By my senior year of Junior High School, I had amassed enough white durags to clothe an entire platoon. Flight jackets with their distinctive orange inlay and pristine white Uptowns were my armor, an attempt to blend in with the world around me. I felt as if I had enough cards stacked against me, though I couldn’t have been more mistaken. I spent my days indoors, hunched over my deflated basketball, my fingers calloused as they dribbled the ball on the dusty, carpeted floor of my cramped bedroom. The And1 Mixtape played on a loop on the bulky, 50-pound television set that occupied the center of my primitive entertainment shrine. My walls, plastered with press photos of wrestling superstars, formed a gallery of heroes and inspiration. Good grades were my ticket to the inside track with the WWE, a reward for my academic diligence. Though I was still known as the church boy to those around me, a metamorphosis was brewing. With each monthly trip to Atlantic City to visit my dad, those long rides on the Greyhound bus became a form of therapy. The 2 1/2-hour journey, staring out at the blur of trees whizzing by, the bus hurtling down the highway, was a space for contemplation. My Walkman CD player was my constant companion, the music it played offering me a soundtrack for the rumination on the direction my life was headed. Each visit with my dad held its own rituals. We’d make our way to Ocean One, a mall ingeniously housed within a colossal boat anchored off the Atlantic City boardwalk. There, amidst the echoes of seagulls and the salty tang of the sea, we’d indulge in McDonald’s, our guilty pleasure. Often, we’d wander into antique shops, our eyes glinting with excitement as we admired the gleaming swords and nunchucks displayed in their glass cases. Sometimes, we’d drop by KB Toys to pick up a new miniature golf set. It was a curiosity, a fascination with golf that would stick with me.

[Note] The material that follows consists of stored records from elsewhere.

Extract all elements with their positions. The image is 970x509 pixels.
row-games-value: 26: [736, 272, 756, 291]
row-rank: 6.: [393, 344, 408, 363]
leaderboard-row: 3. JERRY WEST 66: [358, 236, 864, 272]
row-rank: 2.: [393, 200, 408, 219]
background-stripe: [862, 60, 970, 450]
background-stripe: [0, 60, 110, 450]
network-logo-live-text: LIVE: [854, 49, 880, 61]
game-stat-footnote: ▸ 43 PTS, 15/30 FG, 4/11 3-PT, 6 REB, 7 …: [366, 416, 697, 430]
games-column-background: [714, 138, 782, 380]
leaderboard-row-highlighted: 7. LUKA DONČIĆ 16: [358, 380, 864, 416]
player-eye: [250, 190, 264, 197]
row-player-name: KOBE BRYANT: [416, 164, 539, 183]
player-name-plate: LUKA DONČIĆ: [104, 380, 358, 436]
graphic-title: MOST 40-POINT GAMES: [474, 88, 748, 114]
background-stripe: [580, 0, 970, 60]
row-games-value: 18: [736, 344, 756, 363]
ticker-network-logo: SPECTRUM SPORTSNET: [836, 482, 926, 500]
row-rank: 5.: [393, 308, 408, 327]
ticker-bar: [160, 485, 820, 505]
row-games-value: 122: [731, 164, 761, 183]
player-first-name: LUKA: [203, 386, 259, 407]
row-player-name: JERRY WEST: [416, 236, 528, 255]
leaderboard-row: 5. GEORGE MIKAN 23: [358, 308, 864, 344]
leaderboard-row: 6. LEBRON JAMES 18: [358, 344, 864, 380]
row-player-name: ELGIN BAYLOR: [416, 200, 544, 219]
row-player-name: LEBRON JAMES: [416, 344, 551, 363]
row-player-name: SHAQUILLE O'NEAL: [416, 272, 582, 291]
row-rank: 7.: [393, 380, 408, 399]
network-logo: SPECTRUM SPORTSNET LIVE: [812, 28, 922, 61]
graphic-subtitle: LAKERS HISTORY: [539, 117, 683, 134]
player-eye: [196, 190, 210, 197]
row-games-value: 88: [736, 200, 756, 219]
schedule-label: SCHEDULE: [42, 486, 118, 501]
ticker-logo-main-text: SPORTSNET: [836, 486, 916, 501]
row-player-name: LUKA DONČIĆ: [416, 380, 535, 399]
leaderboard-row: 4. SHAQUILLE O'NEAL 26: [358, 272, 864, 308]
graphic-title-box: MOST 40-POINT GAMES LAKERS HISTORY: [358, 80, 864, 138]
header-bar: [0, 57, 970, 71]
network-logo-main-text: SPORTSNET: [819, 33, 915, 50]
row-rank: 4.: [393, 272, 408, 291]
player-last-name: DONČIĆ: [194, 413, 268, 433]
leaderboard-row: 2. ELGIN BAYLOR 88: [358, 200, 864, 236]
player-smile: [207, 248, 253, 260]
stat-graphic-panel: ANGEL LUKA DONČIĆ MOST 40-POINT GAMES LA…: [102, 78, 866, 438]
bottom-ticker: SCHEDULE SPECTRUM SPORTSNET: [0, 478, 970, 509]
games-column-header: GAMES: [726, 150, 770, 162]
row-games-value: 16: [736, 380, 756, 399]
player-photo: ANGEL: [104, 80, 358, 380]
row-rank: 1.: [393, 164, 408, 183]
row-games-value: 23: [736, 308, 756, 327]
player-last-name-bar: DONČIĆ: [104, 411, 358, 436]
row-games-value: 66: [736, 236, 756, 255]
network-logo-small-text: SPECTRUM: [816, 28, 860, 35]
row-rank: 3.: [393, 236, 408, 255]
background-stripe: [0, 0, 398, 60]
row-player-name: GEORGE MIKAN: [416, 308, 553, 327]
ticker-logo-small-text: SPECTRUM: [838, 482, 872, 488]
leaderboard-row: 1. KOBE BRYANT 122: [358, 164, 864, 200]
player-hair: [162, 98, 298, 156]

I had learned early on that the rich and powerful played golf, and I resolved to understand the nuances of the game. I was oblivious to it then, but these moments spent with my father would mold me into the person I was destined to become. In the fleeting time we shared, I observed the suffering his choices had wrought, etching themselves as indelible landmarks on his weary face. And with each visit, a newfound determination to forge a different path would take root within me.